La prothèse peut être mise en place par voie sous mammaire, c'est-à-dire par une incision située dans le sillon du sein (zone de jonction du sein sur la paroi thoracique) ou par une incision en demi cercle autour du mamelon. Cette option est la meilleure esthétiquement parlant mais peut altérer le potentiel d'allaitement.
Dans tous les cas, les cicatrices sont évolutives et restent en général discrètes à distance de l'intervention. Des conseils très précis sont donnés pour minimiser l'aspect de la cicatrice. Le choix des cicatrices est fonction de chaque cas particulier et est expliqué pendant la consultation préopératoire.
Hospitalisation
L'hospitalisation pour une augmentation mammaire est normalement d'une nuitée. Afin d'assurer une surveillance postopératoire optimale et réduire les risques de complication post opératoires deux nuitées en clinique sont fortement recommandées.
Anesthésie
Le patient est opéré sous anesthésie générale.
Risques
L'augmentation mammaire est une intervention notoirement fiable et très sûre. Cependant, on peut avoir à gérer certaines complications dont l'issue est toujours favorable.

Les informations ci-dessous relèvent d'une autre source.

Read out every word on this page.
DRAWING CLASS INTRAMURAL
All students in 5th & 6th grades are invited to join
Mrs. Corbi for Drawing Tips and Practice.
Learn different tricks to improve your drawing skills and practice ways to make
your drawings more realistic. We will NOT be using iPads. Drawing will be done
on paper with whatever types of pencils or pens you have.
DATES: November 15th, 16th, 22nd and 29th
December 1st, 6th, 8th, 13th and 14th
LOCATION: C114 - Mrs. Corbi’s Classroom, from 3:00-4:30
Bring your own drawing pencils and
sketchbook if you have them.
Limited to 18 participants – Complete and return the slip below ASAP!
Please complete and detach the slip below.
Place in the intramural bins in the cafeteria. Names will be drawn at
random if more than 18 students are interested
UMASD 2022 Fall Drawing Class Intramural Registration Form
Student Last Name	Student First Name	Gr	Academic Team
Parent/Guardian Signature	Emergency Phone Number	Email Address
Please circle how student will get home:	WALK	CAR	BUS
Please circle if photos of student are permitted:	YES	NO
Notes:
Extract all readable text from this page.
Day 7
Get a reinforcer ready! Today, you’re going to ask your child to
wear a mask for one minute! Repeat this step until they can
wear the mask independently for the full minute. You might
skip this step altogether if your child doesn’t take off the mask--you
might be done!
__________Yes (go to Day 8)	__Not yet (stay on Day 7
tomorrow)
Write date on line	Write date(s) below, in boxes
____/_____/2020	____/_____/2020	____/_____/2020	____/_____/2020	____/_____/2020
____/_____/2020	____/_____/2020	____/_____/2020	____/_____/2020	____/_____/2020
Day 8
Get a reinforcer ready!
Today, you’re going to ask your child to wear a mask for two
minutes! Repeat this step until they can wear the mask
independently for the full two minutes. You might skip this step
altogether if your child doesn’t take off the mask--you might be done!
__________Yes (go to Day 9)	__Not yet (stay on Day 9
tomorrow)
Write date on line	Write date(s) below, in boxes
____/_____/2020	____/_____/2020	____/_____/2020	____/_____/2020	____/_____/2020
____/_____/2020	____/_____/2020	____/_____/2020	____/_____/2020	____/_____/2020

L'hématome consiste en une reprise d'un saignement après l'intervention et nécessite souvent un retour au bloc opératoire pour évacuation, recherche et arrêt du saignement en cause.
Le traitement de l'hématome se fait sous anesthésie générale et dure 20 minutes en moyenne.
Cet incident est toujours bénin quand il est pris en charge précocement, c'est pourquoi les patientes sont vues très souvent au cours des premières heures après l'intervention.
Il n'y a aucune répercussion sur le résultat final.
La contraction capsulaire est un phénomène encore mal élucidé dans ses mécanismes.
Il s'agit de la formation d'une enveloppe de consistance variable autour de la prothèse.
Cette capsule peut être très bien tolérée mais dans de rares cas peut entraîner une déformation du sein et peut nécessiter le remplacement de la prothèse et l'extraction de la capsule.
L'utilisation de prothèses texturées et la mobilisation précoce des prothèses a rendu la contraction capsulaire très rare .
Suites opératoires
Les suites opératoires sont régulièrement marquées par des douleurs qui s'estompent au bout de huit à dix jours. Au bout de deux à trois mois les tissus sont suffisamment détendus et l'odème post opératoire associé à la cicatrisation permet de voir la qualité du résultat qui est longtemps stable.
Changement de prothèses
Le changement de prothèse est souvent envisageable au bout de dix à quinze ans d'évolution, sauf problème plus précoce. De toute façon, la morphologie du corps de la patiente va évoluer au cours des années : grossesse, prise de poids, ménopause, détente progressive de la peau par la prise d'âge ou la sensibilisation solaire. Il faudra donc procéder à une harmonisation entre le volume et la forme des seins par un ré-enroulement cutanéo-glandulaire, ce qui peut faire l'objet de gestes chirurgicaux plus tardifs, secondaires à la mise en place de l'implant mammaire. Pour conclure, cette intervention permet des modifications de la silhouette très significative avec un résultat rapide et une satisfaction importante mais les patientes doivent garder à l'esprit qu'elles ne savent pas ni quand, ni combien de fois, elles pourront être ré-opérées.
Enfin les implants mammaires en silicone de dernière génération sont garantis au moins 20 ans.